This Week in Music, July 30, 2013: Presenting the Harry Nilsson Instant Record Collection!

Harry Nilsson: The RCA Albums Collection

Archival release (RCA/Legacy)

This week, it’s archival stuff first, folks, prompted by the appearance of this 17-CD set. It has always fascinated me, in a “Yesterday” vs. “Helter Skelter” kind of way, that Harry Nilsson was an artist who could create both the sweet 2-minute tune “Me and My Arrow” and the yowling 7-minute rocker “Jump into the Fire.” But that was indeed Harry, and the full range of his compositional (and interpretive) craft and art can be heard here.

Fourteen of the discs are expanded versions of albums from 1967’s Pandemonium Shadow Show to 1977’s Knnillssonn. Traveling through this recorded legacy, we are reminded/surprised that:

— The 1971 soundtrack to the animated TV movie The Point!, home of “Me and My Arrow,” was released nearly a year before the Harry heyday of Nilsson Schmilsson, home of “Jump into the Fire.”

— There were four proper Nilsson RCA albums prior to The Point!

— Two of those, 1967’s Pandemonium Shadow Show and 1968’s Aerial Ballet, were the sources of songs for 1971’s Aerial Pandemonium Ballet, which qualifies as one of the very first remix albums.

— There were four proper Nilsson RCA albums after Pussy Cats, his notorious 1974 collaboration with John Lennon.

Unlike similar entries in Legacy’s current series of box sets, this one can’t be called The Complete RCA Albums Collection because it’s missing two soundtracks related to the label. The first: 1968’s Skidoo (RCA Victor), which had songs and incidental music that Nilsson wrote for the Otto Preminger film. The second: 1974’s Son of Dracula (Rapple, or RCA/Apple), which included selections from Nilsson Schmilsson and Son of Schmilsson plus a new song, “Daybreak” (which does appear in the box as a Son of Schmilsson bonus track) — all featured in a movie starring Nilsson and Ringo Starr and helmed by Freddie Francis (who, before and after his cult-directing years, was an Oscar-winning cinematographer). Other albums you don’t get here: his 1966 debut, Spotlight on Nilsson (released by Tower and currently available on a DRG twofer CD with John Stewart’s Willard from 1970), and his 1981 soundtrack for the Robert Altman-directed, Robin Williams-starring Popeye (released by Boardwalk and currently out of print).

Nilsson box product

What you do get are three bonus CDs of Nilsson Sessions, covering the years 1967-68, 1968-71, and 1971-74. The second has Nilsson’s three vocal tracks from Skidoo, including “The Cast and Crew,” where he sings the movie’s entire end credits. All three CDs are filled with tracks that, like the 65 bonus tracks on the 14 albums, encompass demos, alternate versions, different mixes, and foreign-language takes. Among the box’s 55 previously unreleased selections (some of which, it should be noted, are radio spots), the most intriguing are three Knnillssonn-era songs with Dr. John and, in a nod to a certain President, “A Souvenir — Also Sprach Schmilsson Schmixon.”

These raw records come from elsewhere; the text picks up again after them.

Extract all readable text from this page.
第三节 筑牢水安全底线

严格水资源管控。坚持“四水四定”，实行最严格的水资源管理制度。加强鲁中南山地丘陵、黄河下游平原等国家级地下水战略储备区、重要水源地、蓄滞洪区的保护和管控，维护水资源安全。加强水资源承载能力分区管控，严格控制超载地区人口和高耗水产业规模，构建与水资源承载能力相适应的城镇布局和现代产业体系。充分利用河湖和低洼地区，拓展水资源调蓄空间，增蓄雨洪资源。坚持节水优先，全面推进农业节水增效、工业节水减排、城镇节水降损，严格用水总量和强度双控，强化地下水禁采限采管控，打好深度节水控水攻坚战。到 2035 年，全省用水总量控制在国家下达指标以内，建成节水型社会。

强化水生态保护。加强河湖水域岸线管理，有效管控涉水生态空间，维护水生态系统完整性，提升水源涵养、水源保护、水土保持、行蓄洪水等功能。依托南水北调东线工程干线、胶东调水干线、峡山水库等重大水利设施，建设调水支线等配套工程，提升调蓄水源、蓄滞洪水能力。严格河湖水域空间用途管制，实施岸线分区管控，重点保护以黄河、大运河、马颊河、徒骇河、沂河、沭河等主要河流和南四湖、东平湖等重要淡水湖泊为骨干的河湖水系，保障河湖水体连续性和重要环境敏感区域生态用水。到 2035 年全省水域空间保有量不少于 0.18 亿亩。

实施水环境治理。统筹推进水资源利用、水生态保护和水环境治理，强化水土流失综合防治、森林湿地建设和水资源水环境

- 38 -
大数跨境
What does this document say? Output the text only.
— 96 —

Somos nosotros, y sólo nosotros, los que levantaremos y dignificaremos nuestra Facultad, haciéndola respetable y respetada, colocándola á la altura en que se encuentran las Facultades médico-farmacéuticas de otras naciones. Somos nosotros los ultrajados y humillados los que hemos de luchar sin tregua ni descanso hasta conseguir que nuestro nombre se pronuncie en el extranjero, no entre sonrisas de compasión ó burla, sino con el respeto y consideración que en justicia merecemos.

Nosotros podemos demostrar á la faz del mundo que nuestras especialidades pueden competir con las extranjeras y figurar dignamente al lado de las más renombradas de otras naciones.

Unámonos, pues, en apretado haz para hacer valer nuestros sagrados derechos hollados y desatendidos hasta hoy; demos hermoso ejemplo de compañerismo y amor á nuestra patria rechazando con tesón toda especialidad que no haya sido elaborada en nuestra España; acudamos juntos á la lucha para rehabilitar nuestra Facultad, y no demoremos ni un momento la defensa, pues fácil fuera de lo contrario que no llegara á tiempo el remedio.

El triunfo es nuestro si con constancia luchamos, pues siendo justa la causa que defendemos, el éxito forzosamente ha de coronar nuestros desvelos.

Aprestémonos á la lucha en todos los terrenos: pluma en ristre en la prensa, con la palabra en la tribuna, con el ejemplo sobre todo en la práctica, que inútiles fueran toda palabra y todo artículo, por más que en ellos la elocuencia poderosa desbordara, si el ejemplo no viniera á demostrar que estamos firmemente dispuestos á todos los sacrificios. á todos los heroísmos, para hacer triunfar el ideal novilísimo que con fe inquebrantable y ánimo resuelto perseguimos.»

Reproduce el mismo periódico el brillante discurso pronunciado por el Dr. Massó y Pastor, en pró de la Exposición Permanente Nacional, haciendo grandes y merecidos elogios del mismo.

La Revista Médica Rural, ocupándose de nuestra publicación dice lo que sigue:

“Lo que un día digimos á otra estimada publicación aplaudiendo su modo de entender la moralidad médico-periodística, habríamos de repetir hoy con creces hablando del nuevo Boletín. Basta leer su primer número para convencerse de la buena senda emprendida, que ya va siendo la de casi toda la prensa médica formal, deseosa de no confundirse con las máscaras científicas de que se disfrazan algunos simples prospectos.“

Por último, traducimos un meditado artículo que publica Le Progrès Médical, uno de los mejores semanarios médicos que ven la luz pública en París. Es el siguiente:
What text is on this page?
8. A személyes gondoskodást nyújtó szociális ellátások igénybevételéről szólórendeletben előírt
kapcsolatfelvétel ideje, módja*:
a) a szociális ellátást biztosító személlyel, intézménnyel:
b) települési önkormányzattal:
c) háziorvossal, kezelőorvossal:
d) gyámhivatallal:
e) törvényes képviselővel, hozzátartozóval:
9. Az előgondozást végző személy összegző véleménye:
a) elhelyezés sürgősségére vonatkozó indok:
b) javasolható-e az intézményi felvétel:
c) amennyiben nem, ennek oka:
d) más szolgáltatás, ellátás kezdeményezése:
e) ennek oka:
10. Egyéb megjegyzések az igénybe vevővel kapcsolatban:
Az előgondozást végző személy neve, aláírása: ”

Furthermore, there’s a booklet with “extensive summaries” of every album, written by Nilsson authority Andrew Sandoval.

Eagle-eyed fans will have noticed that, considering everything above, one more Nilsson item remains elusive: his final proper album, the Steve Cropper-produced Flash Harry, released in 1980 by Mercury in the U.K. and Japan only. It has never been issued in America and has never appeared on CD anywhere — until now. On August 13, the Varèse Vintage division of Varèse Sarabande will release Flash Harry on both CD and LP. The former includes four bonus tracks: an alternate version of the album’s “Old Dirt Road” (the Lennon/Nilsson composition that first showed up on John’s 1974 set Walls and Bridges) and the previously unreleased “Feet,” “Leave the Rest to Molly,” and “She Drifted Away.”

Even more Nilsson effusion: Two weeks ago, Nilsson: The Life of a Singer-Songwriter was published by Oxford University Press. Alyn Shipton’s book is the first full-length biography of the artist, and it includes interviews with family, friends, and associates as well as material from Nilsson’s unfinished autobiography. And if you watched any of PBS’s recent pledge drives, you likely came across Who Is Harry Nilsson (and Why Is Everybody Talkin’ About Him?). A DVD of this remarkable, 2-hour documentary from 2010, with 90 minutes of extra material, is available from Kino Lorber.